26th July 2021, Kathmandu
Alex Restrepo, the cybersecurity researcher at Veritas, lays out the key concepts that organizations should be fixating on now and implementing today.
The ransomware landscape is evolving, and ransomware is now one of the most popular (for cybercriminals) and damaging types of malware. The JBS, Colonial Pipeline and Kaseya assailants are the recent high-profile examples of the impact of ransomware and the monumental consequences it can have: Shifts in the market, impact on infrastructure and even leading to action at the highest calibers of the regime.
In the wake of these assailants and other events like the SolarWinds attack, the executive branch has taken action in the form of an executive order (EO), which covers several cybersecurity concepts.
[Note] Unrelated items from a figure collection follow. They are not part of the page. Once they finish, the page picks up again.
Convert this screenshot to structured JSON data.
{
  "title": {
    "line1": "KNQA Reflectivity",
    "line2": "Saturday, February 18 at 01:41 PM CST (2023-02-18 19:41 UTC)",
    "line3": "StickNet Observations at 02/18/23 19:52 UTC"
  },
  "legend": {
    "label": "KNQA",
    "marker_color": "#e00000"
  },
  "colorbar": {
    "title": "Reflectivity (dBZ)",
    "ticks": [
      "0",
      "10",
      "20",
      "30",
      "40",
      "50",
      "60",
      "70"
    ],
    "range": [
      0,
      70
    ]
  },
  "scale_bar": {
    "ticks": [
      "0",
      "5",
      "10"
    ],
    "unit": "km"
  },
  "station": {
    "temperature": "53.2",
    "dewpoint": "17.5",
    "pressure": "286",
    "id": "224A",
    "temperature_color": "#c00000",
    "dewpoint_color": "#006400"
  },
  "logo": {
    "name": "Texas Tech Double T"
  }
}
This order emboldens private sector companies to follow the Federal government’s lead to avail minimize the impact of future incidents.
There are several different concepts outlined in the EO, so to avail organizations get commenced, I’ve outlined some of the key concepts that organizations should be fixating on now and offer a few tips on how you can commence implementing these strategies today.
1. Adopt a “Zero-Security” Posture towards Ransomware
One of the orders that stood out to me is the “Modernize and Implement More vigorous Cybersecurity Standards in the Federal Government” requisite. This aims to move the Federal Regime to increment and adopt better security practices with zero-trust security, expediting kineticism to secure cloud accommodations and the deployment of multifactor authentication and encryption.
At Veritas, we counsel enterprises to adopt what we call a “zero-security” posture; it’s the mentality that even the most efficacious endpoint security will be breached. It is consequential to have an orchestration so that you’re prepared for when this transpires.
2. Be Active, Not Passive
Enterprises need to have a robust endpoint data bulwark and system security. This includes antivirus software and even whitelisting software where only approved applications can be accessed. Enterprises need both an active element of bulwark, and a reactive element of instauration.
Companies hit with a ransomware attack can spend five days or longer recuperating from an assailment, so it’s imperative that companies are actively implementing the right backup and recuperation strategies afore a ransomware attack.
3. Don’t Put All Your Eggs in One Basket
Ebony hats who are developing ransomware are endeavoring to obviate any denotes of egress from an enterprise having to pay the ransom. This is why ransomware attacks target files and systems in utilization, as well as backup systems and cloud-predicated data.
We urge organizations to implement a more comprehensive backup and instauration approach predicated on the National Institute of Standards and Technology (NIST) Cybersecurity Framework. It includes a set of best practices: Utilizing immutable storage, which averts ransomware from encrypting or effacing backups; implementing in-transit and at-rest encryption to avert lamentable actors from compromising the network or glomming your data; and hardening the environment by enabling firewalls that restrict ports and processes.
4. Engender a Playbook for Cyber-Incidents
The other aspect of the EO I wanted to physically contact on was the call to “Create a Standard Playbook for Responding to Cyber Incidents.” The federal regime plans on engendering a playbook for federal agencies that will withal act as a template for the private sector, to avail companies take the congruous steps to identify and mitigate a threat.
Time is of the essence, so afore we visually perceive the federal government’s playbook, here are a few consequential steps organizations should be cogitating when it comes to engendering their own:
Digital Runbook:
Having an orchestration on paper is a commencement, but having a digital plan that can be facilely viewed and executed with a single click is essential. The more intricate an orchestration is to run, the longer it will take to recuperate from an assailment.
Test, Test, Test:
Testing ascertains your orchestration will work when you require it. Initial testing is consequential to ascertain all aspects of the orchestration work, but IT environments are perpetually in flux, so it is critical to test customarily.
Remove Single Points of Failure:
The 3-2-1 practice is the conception that you should have three or more facsimiles of your data so that any single failure doesn’t derail your orchestration. That you have at least two distinct mediums of storage so susceptibility in one doesn’t compromise all of your facsimiles. At least one of these two mediums should be offsite or an air-gapped copy so that you have options should an assailment take out an entire data center.
Have Options for Expeditious Recuperation:
When an assailment instauration takes down an entire data center, instauration can be slowed dealing with compounded challenges around hardware, network, workloads, and the data itself. Having an alternative option such as expeditiously standing up a data center on a public cloud provider can truncate downtime and provide alternatives to paying a ransom.
5. Recollect: Ransomware Is an Arms Race
Preparing your company for an inevitably ineluctable ransomware assailment is becoming more critical every day. The Colonial Pipeline attack has driven incipient mandates for cyber resiliency, and as security bellwethers, we have a critical role in ascertaining we’re doing everything we can to bulwark and secure valuable and sensitive data.
Ransomware won’t be “solved.” I optically discern it as an arms race where we all have to be perpetually vigilant, especially around elements that are out of our control. No single solution or security control is going to stop ransomware, but by taking a layered security approach, you’ll be able to mitigate the impact of and get back up and running very expeditiously.